Varejão has also been invited to present Transbarroco (2014)—her only multi-channel video installation to date—at Art Club, curated by Pier Paolo Pancotto, a project within the larger cultural initiative “I giovedì della Villa – Questions d’art,” at the French Academy in Rome – Villa Medici. This magnificent work, with its sweeping takes of the dizzying interiors in the Baroque churches of Minas Gerais and Bahia, Brazil and soundtrack comprised of church bells, Bahian drum rhythms, and street noise, intercut with recitations of key writings on Brazilian identity, has never been shown outside of Brazil. The intensely hybridized baroque style that it reflects finds a contrapuntal context in the heart of Rome.

Adriana Varejão was born in 1964 in Rio de Janeiro, Brazil, where she lives and works. Major museum collections include the Metropolitan Museum of Art, New York; Solomon R. Guggenheim Museum, New York; Museum of Contemporary Art San Diego; Tate Modern, London; Fondation Cartier pour l’art contemporain, Paris; Fundación “la Caixa,” Barcelona; Stedelijk Museum, Amsterdam; and Hara Museum, Tokyo. Selected solo institutional exhibitions include “Azulejões,” Centro Cultural Banco do Brasil, Rio de Janeiro and Brasília, Brazil (2001); “Chambre d’échos / Câmara de ecos,” Fondation Cartier pour l´art Contemporain, Paris (2005, travelled to Centro Cultural de Belém in Lisbon and DA2 in Salamanca, Spain); Hara Museum of Contemporary Art, Tokyo (2007); “Adriana Varejão – Histórias às Margens,” Museu de Arte Moderna de São Paulo, Brazil (2012, travelled to Museu de Arte Moderna do Rio de Janeiro, Brazil and Museo de Arte Latinoamericano de Buenos Aires (MALBA), Argentina in 2013); “Adriana Varejão,’ The Institute of Contemporary Art, Boston (2014); and “Adriana Varejão: Kindred Spirits,” Dallas Contemporary (2015). Varejão participated in the Bienal de São Paulo (1994 and 1998); the Biennial of Sydney (2001); SITE Santa Fe (2004); Mercosul Biennial in Visual Art, Brazil (1997, 2005, and 2015); the Istanbul Biennial (2011); the Bienal de Bucareste, Romania (2008); the Liverpool Biennial (1999 and 2006); “30x Bienal,” Fundação Bienal de São Paulo (2013); and the Bienal de Arte de Contemporânea de Coimbra, Portugal(2015). In 2008, the Galeria Adriana Varejão, a permanent pavilion dedicated to Varejão’s art, designed by Rodrigo Cerviño Lopez, was inaugurated at Inhotim Centro de Arte Contemporânea, Brumadinho, Minas Gerais, Brazil. In 2016 she was commissioned to produce a temporary mural based on Celacanto provoca maremoto to cover the entire facade of the Centro Aquatico for the Summer Olympics in Rio de Janeiro.

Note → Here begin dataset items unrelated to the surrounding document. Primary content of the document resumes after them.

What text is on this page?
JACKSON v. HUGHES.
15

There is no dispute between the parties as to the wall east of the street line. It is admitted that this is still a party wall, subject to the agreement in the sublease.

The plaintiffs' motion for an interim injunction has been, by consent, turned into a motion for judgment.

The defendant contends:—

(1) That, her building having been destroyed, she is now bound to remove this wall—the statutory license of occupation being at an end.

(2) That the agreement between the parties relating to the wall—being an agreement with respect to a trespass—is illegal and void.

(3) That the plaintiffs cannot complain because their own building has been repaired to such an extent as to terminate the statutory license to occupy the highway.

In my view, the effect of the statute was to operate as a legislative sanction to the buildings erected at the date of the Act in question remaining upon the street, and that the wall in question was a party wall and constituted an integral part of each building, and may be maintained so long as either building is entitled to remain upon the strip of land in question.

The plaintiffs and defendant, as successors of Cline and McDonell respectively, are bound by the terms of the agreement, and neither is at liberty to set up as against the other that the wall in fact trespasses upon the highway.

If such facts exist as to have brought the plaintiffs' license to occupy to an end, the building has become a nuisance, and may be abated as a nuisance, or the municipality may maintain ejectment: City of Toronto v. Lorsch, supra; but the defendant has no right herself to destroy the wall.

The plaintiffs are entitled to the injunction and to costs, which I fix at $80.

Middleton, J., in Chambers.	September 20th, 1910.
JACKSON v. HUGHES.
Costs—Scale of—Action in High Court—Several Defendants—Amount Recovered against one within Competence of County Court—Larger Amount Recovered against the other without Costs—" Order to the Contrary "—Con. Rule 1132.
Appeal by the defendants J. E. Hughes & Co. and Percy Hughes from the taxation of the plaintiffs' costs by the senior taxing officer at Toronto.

Varejão’s video installation Transbarroco was on view at the French Academy of Rome – Villa Medici from Thursday, September 29–October 2. The weekly program “I giovedì della Villa – Questions d’art” is an initiative of the Villa Medici to reflect on the state of contemporary creativity-visual arts, cinema, music, theater, literature, and art history—through the interaction between different audiences and languages in various forms including lectures, concerts, performances, exhibitions, and installations. Created by Louis XIV in 1666, The French Academy in Rome is a French public institution with three statutory missions: support of professional artists and research fellows through residencies; active cultural and artistic exchange; and the conservation and appreciation of the Villa Medici.